Trump wants tech companies to foot bill for new power plants due to AI
The Trump administration and several state governors on Friday urged the largest electricity grid in the U.S. to make the big technology companies pay for new power plants.
Electricity prices have exploded in recent years on PJM Interconnection due in part to the data centers that tech companies are building to train and power artificial intelligence.
The PJM grid serves more than 65 million people across 13 states and Washington, D.C. Its service area includes northern Virginia, the largest data center market in the world.
The Trump administration and several states signed a pact that calls for tech companies to pay for new power plants built in PJM. Leading tech companies have agreed to fund $15 billion of new generation for the grid, according to an administration statement.
The Trump administration and the states urged PJM to hold an emergency capacity auction to procure this power, according to the Department of Energy. PJM should also cap the amount that existing power plants can charge in the grid’s capacity market to protect ratepayers, according to the administration.
Interior Secretary Doug Burgum and Energy Secretary Chris Wright unveiled the plan at the White House with Maryland Gov. Wes Moore, Pennsylvania Gov. Josh Shapiro and outgoing Virginia Gov. Glenn Youngkin. PJM representatives were not at the event.
“We have to get out from underneath this bureaucratic system that we have in the regional grid operators and we’ve got to allow markets to work,” Burgum said at the White House. “One of the ways markets can work is to have the hyperscalers actually rapidly building power.”
Utility bills are rising in many parts of the U.S. despite Trump’s promise to lower energy prices during his presidential campaign. The issue played a major role in the landslide victories of Democrats Mikie Sherrill and Abigail Spanberger in the governors’ races of New Jersey and Virginia, respectively.
The price to secure power capacity in PJM has exploded in recent years with $23 billion attributable to data centers, according to watchdog Monitoring Analytics. Those costs are passed down to consumers. This amounts to a “massive wealth transfer,” the watchdog told PJM in a November letter.
PJM was six gigawatts short of its reliability requirement for 2027 in its most recent auction. Six gigawatts is equivalent to six large nuclear plants.
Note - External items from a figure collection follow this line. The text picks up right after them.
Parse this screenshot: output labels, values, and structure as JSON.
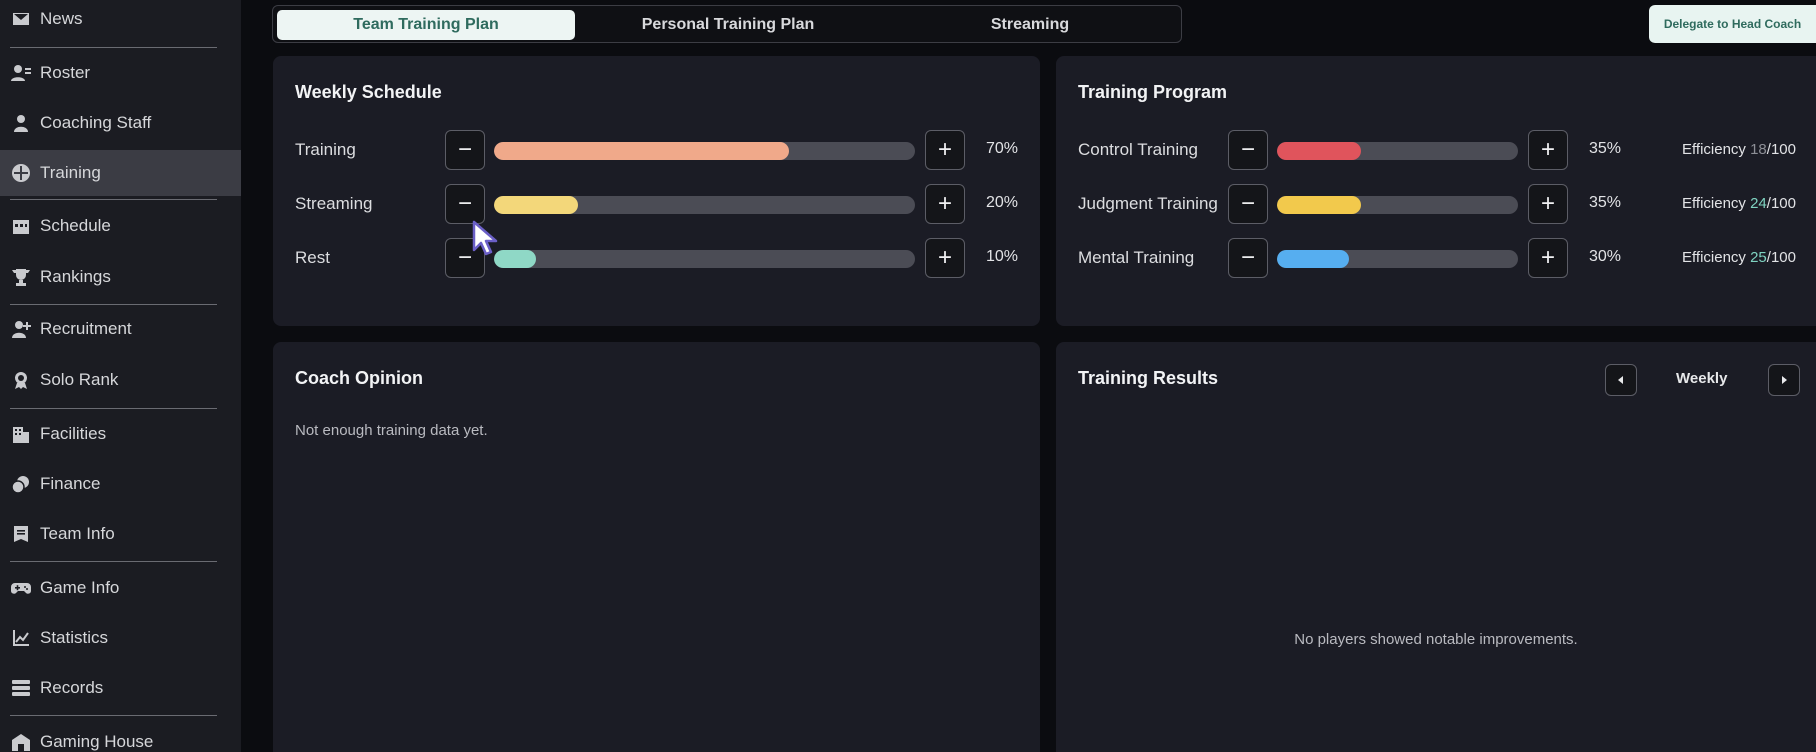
{
  "sidebar": {
    "items": [
      {
        "label": "News",
        "icon": "mail-icon"
      },
      {
        "label": "Roster",
        "icon": "roster-icon"
      },
      {
        "label": "Coaching Staff",
        "icon": "person-icon"
      },
      {
        "label": "Training",
        "icon": "training-icon",
        "active": true
      },
      {
        "label": "Schedule",
        "icon": "calendar-icon"
      },
      {
        "label": "Rankings",
        "icon": "trophy-icon"
      },
      {
        "label": "Recruitment",
        "icon": "add-person-icon"
      },
      {
        "label": "Solo Rank",
        "icon": "medal-icon"
      },
      {
        "label": "Facilities",
        "icon": "building-icon"
      },
      {
        "label": "Finance",
        "icon": "coins-icon"
      },
      {
        "label": "Team Info",
        "icon": "document-icon"
      },
      {
        "label": "Game Info",
        "icon": "gamepad-icon"
      },
      {
        "label": "Statistics",
        "icon": "chart-icon"
      },
      {
        "label": "Records",
        "icon": "records-icon"
      },
      {
        "label": "Gaming House",
        "icon": "house-icon"
      }
    ]
  },
  "tabs": [
    {
      "label": "Team Training Plan",
      "active": true
    },
    {
      "label": "Personal Training Plan"
    },
    {
      "label": "Streaming"
    }
  ],
  "delegate_label": "Delegate to Head Coach",
  "weekly_schedule": {
    "title": "Weekly Schedule",
    "rows": [
      {
        "label": "Training",
        "value": 70,
        "value_text": "70%",
        "color": "#f0a98a"
      },
      {
        "label": "Streaming",
        "value": 20,
        "value_text": "20%",
        "color": "#f3d77a"
      },
      {
        "label": "Rest",
        "value": 10,
        "value_text": "10%",
        "color": "#8fd8c6"
      }
    ]
  },
  "training_program": {
    "title": "Training Program",
    "rows": [
      {
        "label": "Control Training",
        "value": 35,
        "value_text": "35%",
        "color": "#e0545c",
        "eff_label": "Efficiency ",
        "eff_value": "18",
        "eff_max": "/100"
      },
      {
        "label": "Judgment Training",
        "value": 35,
        "value_text": "35%",
        "color": "#f2c94c",
        "eff_label": "Efficiency ",
        "eff_value": "24",
        "eff_max": "/100"
      },
      {
        "label": "Mental Training",
        "value": 30,
        "value_text": "30%",
        "color": "#56aef0",
        "eff_label": "Efficiency ",
        "eff_value": "25",
        "eff_max": "/100"
      }
    ]
  },
  "coach_opinion": {
    "title": "Coach Opinion",
    "message": "Not enough training data yet."
  },
  "training_results": {
    "title": "Training Results",
    "period": "Weekly",
    "message": "No players showed notable improvements."
  }
}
Gov. Shapiro threatened to withdraw from PJM if it does not accept the proposed reforms.
“Make no mistake if PJM, this sort of faceless bureaucratic organization that is driving prices up on the American people, does not change and does not reflect what we are putting forth here today, Pennsylvania will be forced to act and forced to go it alone,” Shapiro said.
PJM said in a statement that it is reviewing the proposals laid out by the White House and the governors.